Private sector urged to stop using NRIC numbers as passwords, with new advisory issued

SINGAPORE – A new guide to stop the use of National Registration Identity Card (NRIC) numbers as passwords in the private sector was issued on June 26, with organisations advised to stop this practice “as soon as possible”.

The advisory by the Personal Data Protection Commission and Cyber Security Agency of Singapore has been posted on both their websites, said the Ministry of Digital Development and Information (MDDI) in a statement on June 26.

The Government has been taking steps since January to ensure the proper use of NRIC numbers in the private sector, and will be working with the finance, healthcare and telecommunications sectors, among others, in the coming months to develop targeted guidance, the ministry added.

Private sector organisations currently may require people to use their NRIC numbers as passwords to access information intended only for them in certain documents, such as insurance records.

This is unsafe because their NRIC numbers may be known to others, allowing others to impersonate them and have access to their personal data or records, MDDI said.

This is different from organisations using NRIC numbers to identify a person over the phone or online.

Private sector organisations are advised to move away from using full or partial NRIC numbers to authenticate a person’s identity “as soon as possible”, MDDI said.

This includes stopping the use of NRIC numbers as default passwords or partial NRIC numbers that are combined with a date that is easily obtainable, such as date of birth, in documents like password-protected files sent via e-mail.

If it is necessary to authenticate a person, MDDI suggested that organisations use methods such as asking the person to use strong passwords or a security token or having a fingerprint identification system.

“The Government remains committed to protecting citizens’ personal data and ensuring its secure use for rightful purposes,” added MDDI.

The issue of privacy of NRIC numbers arose in December 2024

when users of the Accounting and Corporate Regulatory Authority’s (Acra) new Bizfile web portal raised concerns after realising that people could search for and view the full NRIC numbers of others, without having to log in.

Then, the MDDI said the Government

had intended to change the practice of masking NRIC numbers

, as people can make a good guess at someone’s full NRIC number from the masked number using basic algorithms.

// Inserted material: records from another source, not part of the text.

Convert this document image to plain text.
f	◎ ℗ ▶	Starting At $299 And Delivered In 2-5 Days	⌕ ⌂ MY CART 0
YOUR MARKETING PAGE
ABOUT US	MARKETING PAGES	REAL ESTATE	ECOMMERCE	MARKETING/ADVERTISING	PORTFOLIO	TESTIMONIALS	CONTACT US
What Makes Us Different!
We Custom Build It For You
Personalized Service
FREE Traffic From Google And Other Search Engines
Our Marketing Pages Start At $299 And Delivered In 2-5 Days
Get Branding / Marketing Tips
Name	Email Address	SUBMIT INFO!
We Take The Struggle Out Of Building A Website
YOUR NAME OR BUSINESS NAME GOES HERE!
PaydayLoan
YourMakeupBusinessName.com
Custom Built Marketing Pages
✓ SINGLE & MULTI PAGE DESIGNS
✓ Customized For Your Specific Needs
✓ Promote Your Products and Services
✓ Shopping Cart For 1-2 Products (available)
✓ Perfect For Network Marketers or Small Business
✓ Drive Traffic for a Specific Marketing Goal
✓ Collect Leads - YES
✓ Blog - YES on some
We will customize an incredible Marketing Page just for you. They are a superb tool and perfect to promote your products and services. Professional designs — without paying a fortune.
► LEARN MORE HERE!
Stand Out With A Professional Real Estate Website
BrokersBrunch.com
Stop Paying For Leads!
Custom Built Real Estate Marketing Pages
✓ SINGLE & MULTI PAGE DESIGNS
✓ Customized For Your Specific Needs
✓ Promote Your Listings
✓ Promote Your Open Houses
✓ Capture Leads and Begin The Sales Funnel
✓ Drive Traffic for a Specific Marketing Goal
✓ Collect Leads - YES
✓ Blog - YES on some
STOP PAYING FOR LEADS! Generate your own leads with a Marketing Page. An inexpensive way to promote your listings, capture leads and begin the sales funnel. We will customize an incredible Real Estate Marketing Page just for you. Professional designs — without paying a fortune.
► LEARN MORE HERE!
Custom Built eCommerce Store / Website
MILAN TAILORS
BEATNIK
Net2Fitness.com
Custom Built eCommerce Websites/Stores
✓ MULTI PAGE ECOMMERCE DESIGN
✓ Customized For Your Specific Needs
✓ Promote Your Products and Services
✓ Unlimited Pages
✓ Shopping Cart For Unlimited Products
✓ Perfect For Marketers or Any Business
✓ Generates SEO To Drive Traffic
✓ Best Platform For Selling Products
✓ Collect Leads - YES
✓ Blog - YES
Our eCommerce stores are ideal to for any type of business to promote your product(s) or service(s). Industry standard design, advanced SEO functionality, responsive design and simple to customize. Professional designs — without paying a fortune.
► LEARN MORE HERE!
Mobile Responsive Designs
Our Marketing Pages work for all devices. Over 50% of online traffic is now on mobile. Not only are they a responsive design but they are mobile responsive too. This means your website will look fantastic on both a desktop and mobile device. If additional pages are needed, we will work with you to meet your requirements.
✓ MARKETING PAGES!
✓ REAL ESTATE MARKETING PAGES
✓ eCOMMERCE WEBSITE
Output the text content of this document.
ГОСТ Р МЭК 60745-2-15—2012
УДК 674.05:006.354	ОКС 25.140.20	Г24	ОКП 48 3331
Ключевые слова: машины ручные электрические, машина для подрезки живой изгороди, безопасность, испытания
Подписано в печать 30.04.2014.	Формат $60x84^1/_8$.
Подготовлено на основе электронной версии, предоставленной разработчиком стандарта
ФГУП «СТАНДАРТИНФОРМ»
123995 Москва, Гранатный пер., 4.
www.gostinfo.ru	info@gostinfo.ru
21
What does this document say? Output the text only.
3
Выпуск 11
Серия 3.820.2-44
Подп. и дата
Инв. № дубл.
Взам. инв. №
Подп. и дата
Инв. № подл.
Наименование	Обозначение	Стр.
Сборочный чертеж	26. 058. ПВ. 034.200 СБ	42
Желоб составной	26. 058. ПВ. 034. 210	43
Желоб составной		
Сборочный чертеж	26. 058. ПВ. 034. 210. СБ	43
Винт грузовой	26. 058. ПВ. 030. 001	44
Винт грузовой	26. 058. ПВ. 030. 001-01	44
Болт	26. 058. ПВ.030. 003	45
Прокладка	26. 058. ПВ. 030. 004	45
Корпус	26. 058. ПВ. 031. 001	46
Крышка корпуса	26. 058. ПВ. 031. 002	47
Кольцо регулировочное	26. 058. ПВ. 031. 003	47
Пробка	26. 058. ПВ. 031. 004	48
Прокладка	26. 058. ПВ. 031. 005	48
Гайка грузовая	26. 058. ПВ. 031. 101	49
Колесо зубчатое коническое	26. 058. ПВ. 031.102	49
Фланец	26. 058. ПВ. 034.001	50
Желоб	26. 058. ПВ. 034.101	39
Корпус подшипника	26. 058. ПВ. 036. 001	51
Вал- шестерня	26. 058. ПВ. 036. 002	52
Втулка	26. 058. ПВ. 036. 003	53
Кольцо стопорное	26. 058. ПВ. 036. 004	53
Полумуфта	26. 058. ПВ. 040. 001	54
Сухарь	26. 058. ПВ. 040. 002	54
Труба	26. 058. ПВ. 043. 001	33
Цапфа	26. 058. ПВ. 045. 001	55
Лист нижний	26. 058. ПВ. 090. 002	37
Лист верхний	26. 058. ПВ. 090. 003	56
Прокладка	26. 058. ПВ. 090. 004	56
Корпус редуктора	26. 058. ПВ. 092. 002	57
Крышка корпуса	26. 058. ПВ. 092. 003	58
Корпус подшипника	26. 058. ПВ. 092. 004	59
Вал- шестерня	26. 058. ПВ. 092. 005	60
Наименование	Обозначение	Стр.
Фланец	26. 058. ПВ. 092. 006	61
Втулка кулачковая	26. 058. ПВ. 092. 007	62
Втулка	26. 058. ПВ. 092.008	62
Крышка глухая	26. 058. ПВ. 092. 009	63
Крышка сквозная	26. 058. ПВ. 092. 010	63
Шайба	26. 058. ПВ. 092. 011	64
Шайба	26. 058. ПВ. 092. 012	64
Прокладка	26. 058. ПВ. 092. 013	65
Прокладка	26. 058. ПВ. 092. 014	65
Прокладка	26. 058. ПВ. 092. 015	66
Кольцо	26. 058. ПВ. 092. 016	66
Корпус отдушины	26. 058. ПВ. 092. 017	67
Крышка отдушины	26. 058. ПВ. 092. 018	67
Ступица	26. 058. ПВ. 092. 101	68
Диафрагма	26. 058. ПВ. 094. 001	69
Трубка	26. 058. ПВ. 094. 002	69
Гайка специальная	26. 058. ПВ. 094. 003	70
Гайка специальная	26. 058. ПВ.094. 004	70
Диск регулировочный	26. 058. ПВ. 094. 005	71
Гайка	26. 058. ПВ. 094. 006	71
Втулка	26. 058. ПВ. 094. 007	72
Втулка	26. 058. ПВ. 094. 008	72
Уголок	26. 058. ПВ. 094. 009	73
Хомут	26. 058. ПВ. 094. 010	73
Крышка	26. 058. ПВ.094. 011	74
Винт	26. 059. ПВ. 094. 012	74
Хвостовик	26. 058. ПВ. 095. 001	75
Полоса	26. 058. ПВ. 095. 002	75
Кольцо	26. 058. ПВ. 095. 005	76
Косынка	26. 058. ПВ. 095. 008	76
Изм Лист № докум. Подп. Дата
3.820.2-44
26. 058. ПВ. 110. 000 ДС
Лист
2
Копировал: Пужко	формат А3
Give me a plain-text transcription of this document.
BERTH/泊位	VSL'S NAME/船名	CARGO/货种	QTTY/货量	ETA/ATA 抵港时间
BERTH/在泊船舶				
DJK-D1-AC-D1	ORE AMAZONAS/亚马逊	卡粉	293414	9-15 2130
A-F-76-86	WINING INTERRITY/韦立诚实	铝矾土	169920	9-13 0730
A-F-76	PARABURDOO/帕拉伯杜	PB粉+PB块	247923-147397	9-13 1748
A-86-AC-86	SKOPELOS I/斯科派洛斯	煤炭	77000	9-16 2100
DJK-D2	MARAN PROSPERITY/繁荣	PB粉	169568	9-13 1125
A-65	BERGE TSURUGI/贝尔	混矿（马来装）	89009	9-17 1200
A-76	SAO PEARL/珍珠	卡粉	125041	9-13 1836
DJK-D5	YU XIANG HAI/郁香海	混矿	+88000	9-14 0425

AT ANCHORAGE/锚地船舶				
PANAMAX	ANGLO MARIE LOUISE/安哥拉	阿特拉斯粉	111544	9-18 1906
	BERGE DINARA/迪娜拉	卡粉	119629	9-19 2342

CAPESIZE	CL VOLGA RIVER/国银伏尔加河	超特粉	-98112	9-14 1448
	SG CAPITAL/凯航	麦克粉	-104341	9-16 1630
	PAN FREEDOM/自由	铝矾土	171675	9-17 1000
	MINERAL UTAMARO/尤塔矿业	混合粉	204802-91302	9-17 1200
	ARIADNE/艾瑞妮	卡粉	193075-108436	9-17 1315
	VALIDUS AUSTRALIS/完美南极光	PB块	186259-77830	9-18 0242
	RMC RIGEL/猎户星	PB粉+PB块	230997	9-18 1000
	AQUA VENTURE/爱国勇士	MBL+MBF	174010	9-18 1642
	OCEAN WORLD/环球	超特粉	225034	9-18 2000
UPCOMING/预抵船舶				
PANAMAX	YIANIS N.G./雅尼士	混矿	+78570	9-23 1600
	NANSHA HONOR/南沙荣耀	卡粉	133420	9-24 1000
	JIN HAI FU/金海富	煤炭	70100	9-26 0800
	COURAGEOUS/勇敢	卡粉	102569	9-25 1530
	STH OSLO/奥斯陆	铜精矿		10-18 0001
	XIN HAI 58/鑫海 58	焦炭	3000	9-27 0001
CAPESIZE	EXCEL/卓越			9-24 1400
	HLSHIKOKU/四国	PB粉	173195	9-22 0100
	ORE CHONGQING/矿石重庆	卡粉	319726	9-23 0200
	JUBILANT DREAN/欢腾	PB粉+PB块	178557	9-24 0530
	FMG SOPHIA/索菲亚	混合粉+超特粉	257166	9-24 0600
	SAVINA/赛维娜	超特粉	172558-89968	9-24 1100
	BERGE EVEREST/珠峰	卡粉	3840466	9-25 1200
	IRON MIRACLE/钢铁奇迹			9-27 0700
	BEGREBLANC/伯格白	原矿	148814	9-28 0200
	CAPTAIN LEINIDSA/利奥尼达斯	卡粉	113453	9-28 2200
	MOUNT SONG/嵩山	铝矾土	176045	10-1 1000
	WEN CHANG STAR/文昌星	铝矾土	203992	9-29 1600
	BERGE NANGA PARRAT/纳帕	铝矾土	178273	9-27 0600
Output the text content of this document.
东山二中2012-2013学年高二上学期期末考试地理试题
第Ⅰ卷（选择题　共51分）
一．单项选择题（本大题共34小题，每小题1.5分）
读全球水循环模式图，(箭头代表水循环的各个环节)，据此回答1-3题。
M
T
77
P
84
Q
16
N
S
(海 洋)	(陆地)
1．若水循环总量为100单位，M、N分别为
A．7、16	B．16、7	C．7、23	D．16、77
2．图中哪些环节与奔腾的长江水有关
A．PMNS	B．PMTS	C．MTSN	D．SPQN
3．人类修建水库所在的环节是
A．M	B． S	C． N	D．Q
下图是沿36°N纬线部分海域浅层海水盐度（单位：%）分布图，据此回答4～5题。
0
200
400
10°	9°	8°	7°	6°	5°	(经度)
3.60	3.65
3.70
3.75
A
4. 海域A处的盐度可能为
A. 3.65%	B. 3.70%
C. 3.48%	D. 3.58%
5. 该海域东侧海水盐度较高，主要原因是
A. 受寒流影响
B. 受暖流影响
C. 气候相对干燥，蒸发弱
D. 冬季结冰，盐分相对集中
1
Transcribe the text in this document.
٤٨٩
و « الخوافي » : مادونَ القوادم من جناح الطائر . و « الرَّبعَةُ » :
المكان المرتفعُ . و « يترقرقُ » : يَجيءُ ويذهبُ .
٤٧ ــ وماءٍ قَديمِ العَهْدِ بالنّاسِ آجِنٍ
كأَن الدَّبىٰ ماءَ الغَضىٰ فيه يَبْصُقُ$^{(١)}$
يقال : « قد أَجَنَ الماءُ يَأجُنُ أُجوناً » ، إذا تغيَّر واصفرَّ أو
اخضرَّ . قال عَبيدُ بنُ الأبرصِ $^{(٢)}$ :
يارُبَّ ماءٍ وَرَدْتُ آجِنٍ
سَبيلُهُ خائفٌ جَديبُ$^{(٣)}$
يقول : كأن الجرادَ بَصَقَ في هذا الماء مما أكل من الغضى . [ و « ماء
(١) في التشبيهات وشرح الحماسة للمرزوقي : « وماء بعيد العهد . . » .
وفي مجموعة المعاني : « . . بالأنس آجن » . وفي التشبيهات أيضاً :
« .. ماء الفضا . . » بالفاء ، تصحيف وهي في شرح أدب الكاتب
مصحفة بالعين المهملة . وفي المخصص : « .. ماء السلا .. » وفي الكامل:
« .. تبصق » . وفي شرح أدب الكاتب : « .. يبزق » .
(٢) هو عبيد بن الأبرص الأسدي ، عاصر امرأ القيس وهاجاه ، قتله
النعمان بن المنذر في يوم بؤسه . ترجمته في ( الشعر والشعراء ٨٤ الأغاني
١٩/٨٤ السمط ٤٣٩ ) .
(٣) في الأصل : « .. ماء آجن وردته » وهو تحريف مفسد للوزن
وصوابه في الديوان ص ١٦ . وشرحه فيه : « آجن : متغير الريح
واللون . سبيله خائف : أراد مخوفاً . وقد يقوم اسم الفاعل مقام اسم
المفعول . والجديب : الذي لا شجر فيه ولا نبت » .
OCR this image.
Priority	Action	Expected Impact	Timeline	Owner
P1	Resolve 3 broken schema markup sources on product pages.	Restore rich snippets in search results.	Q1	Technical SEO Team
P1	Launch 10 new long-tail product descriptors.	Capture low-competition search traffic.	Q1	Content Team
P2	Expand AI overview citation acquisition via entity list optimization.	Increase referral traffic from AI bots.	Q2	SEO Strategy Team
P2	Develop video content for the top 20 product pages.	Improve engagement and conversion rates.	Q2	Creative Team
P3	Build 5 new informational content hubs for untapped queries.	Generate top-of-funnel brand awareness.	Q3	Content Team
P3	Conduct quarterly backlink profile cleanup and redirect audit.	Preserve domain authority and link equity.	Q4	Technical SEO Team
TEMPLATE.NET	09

The move away from masking NRIC numbers was to be done “only after explaining the issue and preparing the ground”, but Acra’s move on its Bizfile portal had “run ahead of the Government’s intent”, the ministry said then.

In a press conference later that month, Minister for Digital Development and Information Josephine Teo said

efforts to further educate the public on the proper use of NRIC numbers would be accelerated

, along with plans to consult the private sector on the issue to be brought forward.